How Reliable Are Advanced Failure Deprocessing Techniques?
Advances in the electronics industry are always increasing and failure analysis is as important now as it has ever been. It is especially critical in the semiconductor industry where product line problems must be resolved rapidly and effectively. Failure analysis is further complicated as semiconductors are continually being scaled down and materials are being changed, thereby making a quality failure analysis more difficult.
Techniques such as silicon etching (normally performed with integrated circuits), wet etching, reactive ion etching, and plasma etching allow a failure analysis team to remove, delayer, or “strip off” individual metal layers one or two at a time; this failure analysis technique has been termed deprocessing. During this electronics eprocessing technique upper metal layers are removed, thereby providing failure analysis technicians access to locate and identify problem areas that become exposed in lower layers.
Reliability issues surrounding deprocessing techniques have become more of a concern since the addition of copper materials to the semiconductor layering process. Even though there are many advantages to using copper technology, there are also several problems that must be overcome.
Copper materials used in the semiconductor connections are softer than other metals used and may be eroded, smeared, or otherwise displaced during deprocessing. Certain deprocessing techniques may also leave etched materials on individual layers.

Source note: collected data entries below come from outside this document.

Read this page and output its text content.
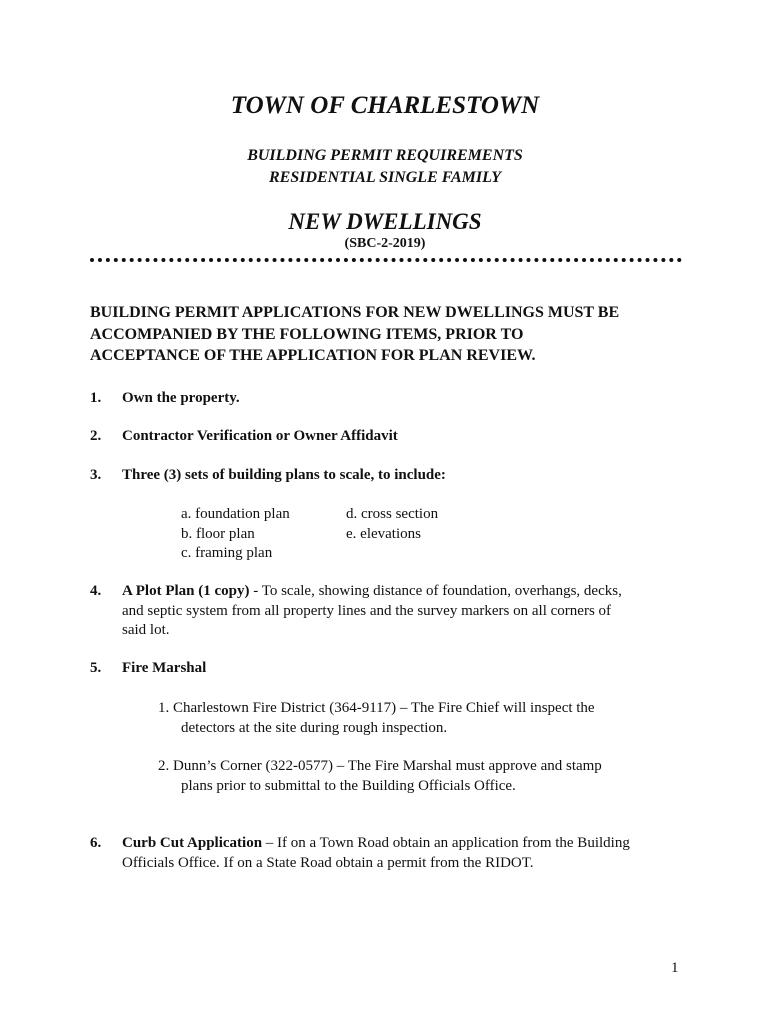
TOWN OF CHARLESTOWN
BUILDING PERMIT REQUIREMENTS
RESIDENTIAL SINGLE FAMILY
NEW DWELLINGS
(SBC-2-2019)
BUILDING PERMIT APPLICATIONS FOR NEW DWELLINGS MUST BE
ACCOMPANIED BY THE FOLLOWING ITEMS, PRIOR TO
ACCEPTANCE OF THE APPLICATION FOR PLAN REVIEW.
1. Own the property.
2. Contractor Verification or Owner Affidavit
3. Three (3) sets of building plans to scale, to include:
a. foundation plan
b. floor plan
c. framing plan
d. cross section
e. elevations
4. A Plot Plan (1 copy) - To scale, showing distance of foundation, overhangs, decks,
and septic system from all property lines and the survey markers on all corners of
said lot.
5. Fire Marshal
1. Charlestown Fire District (364-9117) – The Fire Chief will inspect the
detectors at the site during rough inspection.
2. Dunn’s Corner (322-0577) – The Fire Marshal must approve and stamp
plans prior to submittal to the Building Officials Office.
6. Curb Cut Application – If on a Town Road obtain an application from the Building
Officials Office. If on a State Road obtain a permit from the RIDOT.
1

Layer uniformity is a crucial element in deprocessing and any technique that removes unwanted areas may provide an unreliable failure analysis report.
The goal of any quality failure analysis team is to adjust to industry standards and arrive at an analysis that provides the answer to a specific problem and suggestions to overcome it. Reliability concerns are always important to the overall satisfaction of a client, and a failure analysis team that understands this becomes a valuable tool for any company.